There’s a lot going on in that statement. First, casts of bodies at Pompeii. When Mt. Vesuvius ruptured in 79 CE, the Roman city of Pompeii which was nestled at the base of the volcano was devastated. A huge pyroclastic cloud enveloped the city, before lava bombs (yep those are real), lava, and and ash buried the city. A ton of people died where they stood.
That ash and hardened lava encapsulated the dead of Pompeii. The soft tissues rotted away, but the shape of the body remained as a sort of negative image. When Pompeii was rediscovered, scientists filled those negative images of the bodies with plaster creating casts of the bodies. The plaster hardened with the bones of the dead in them. For about 40 years, we’ve been running imaging tests on those casts.
Specialized MRIs and CT scans allow us to see details on the bones. Congenital syphilis is passed from a mother to her infant. The baby is born with the damaging Sexually Transmitted Disease (I believe STI[infection] is the revised term for it). Because prolonged exposure to the bacteria that causes syphilis causes weakening of the bones, we can examine even prehistoric bones and see if the person had syphilis.

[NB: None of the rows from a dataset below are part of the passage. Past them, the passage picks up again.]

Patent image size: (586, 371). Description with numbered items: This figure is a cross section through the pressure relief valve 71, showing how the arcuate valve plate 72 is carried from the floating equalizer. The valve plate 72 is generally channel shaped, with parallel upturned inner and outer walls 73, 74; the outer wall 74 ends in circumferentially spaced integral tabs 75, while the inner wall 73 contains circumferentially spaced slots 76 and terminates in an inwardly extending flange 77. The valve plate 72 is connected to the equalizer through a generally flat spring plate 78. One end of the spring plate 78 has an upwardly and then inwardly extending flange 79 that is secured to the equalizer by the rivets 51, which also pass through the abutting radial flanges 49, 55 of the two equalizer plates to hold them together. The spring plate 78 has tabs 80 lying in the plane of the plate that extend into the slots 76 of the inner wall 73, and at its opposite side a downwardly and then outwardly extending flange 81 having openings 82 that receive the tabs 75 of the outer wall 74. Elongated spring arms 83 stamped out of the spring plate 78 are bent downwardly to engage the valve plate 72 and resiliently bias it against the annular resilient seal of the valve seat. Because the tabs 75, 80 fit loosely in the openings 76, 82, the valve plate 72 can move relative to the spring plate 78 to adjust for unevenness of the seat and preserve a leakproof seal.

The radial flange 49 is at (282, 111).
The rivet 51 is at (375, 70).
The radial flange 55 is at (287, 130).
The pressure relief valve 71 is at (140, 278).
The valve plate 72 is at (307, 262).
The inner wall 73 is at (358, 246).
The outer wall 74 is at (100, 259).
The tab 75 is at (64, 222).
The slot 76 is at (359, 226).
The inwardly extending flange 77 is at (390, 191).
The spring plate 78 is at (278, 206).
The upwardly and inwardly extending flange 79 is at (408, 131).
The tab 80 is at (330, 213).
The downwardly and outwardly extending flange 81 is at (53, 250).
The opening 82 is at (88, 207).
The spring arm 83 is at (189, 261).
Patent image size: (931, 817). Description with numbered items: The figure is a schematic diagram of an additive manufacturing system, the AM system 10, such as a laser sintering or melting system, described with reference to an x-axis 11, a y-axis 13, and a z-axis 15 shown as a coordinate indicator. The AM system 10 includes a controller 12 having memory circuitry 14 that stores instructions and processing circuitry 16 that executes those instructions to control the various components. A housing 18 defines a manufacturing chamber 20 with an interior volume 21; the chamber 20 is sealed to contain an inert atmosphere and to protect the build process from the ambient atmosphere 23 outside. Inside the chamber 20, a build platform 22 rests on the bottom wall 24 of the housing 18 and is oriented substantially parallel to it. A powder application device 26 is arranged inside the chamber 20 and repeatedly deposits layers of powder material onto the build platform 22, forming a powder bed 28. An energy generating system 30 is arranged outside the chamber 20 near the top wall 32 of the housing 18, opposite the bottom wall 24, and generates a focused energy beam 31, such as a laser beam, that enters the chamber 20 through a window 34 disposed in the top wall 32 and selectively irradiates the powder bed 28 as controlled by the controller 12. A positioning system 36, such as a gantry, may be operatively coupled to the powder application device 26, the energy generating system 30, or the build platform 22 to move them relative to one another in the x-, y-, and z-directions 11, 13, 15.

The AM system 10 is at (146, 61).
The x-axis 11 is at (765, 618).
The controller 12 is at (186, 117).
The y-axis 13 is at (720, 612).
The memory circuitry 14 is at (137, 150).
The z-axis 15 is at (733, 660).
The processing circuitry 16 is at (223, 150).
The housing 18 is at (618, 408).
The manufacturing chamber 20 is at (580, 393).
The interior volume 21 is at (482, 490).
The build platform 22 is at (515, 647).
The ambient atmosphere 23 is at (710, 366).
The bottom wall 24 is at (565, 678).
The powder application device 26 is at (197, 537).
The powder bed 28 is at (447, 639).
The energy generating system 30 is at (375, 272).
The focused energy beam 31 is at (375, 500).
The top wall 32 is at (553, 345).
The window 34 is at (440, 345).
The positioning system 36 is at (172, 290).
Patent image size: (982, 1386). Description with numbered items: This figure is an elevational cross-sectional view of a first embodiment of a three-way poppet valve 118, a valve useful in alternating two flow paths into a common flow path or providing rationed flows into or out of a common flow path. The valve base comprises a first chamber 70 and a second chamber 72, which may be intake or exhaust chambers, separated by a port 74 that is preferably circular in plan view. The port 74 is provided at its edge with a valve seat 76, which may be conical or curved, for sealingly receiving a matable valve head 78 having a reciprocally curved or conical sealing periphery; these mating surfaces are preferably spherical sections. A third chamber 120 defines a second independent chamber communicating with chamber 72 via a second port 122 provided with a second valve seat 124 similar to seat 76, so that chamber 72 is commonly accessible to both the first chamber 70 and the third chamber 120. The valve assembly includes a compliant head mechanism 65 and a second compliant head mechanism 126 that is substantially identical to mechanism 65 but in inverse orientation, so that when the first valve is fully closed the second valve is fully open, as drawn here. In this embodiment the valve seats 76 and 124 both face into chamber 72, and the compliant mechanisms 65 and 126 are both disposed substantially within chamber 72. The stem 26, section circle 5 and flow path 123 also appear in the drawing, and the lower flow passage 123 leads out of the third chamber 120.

We believed Columbus’ crew brought syphilis back from the New World (the Caribbean Islands) because no evidence of syphilis had been found in mass graves in Europe predating the 1500s. And there should be. Plague pits sprang up all over Europe at different times, during different epidemics; The Black Death, the Justinian Plague, not to mention the hundreds of cholera outbreaks that killed huge numbers in urban areas during the Middle Ages. Since a healthy person is more likely to survive an epidemic or outbreak of illness than someone who’s sick, plague pits should contain bodies that show definite evidence of syphilis.
And yet, aside from Pompeii, we don’t find that. So what exactly happened to syphilis between 79 CE where it was absolutely present among the citizens of Pompeii and the 1300s when the Black Death reduced Europe’s population by about 50% or so? Why don’t we find evidence of syphilis in plague pits.
I read an interesting theory recently about this. The Romans had better hygiene than nearly everybody from 600 CE to the 1870s CE. We know some diseases that cause high fever (like malaria and Scarlet Fever) will kill bacterial infections already present in the body. The theory states that because Rome practiced good hygiene, the rate of infection by diseases that cause extremely high fevers was lower during the days of Pompeii than in the Middle Ages. But because it was common for children as well as adults to come down with diseases that create high fevers in the Middle Ages, the rate of syphilis infection as well as the length of time it lasted in the body, may have kept syphilis from surviving long enough to cause organ or bone damage. (PS: both Cholera and Bubonic Plague cause fevers high enough to kill other bacteria in the body and these were fairly common diseases in the Middle Ages.)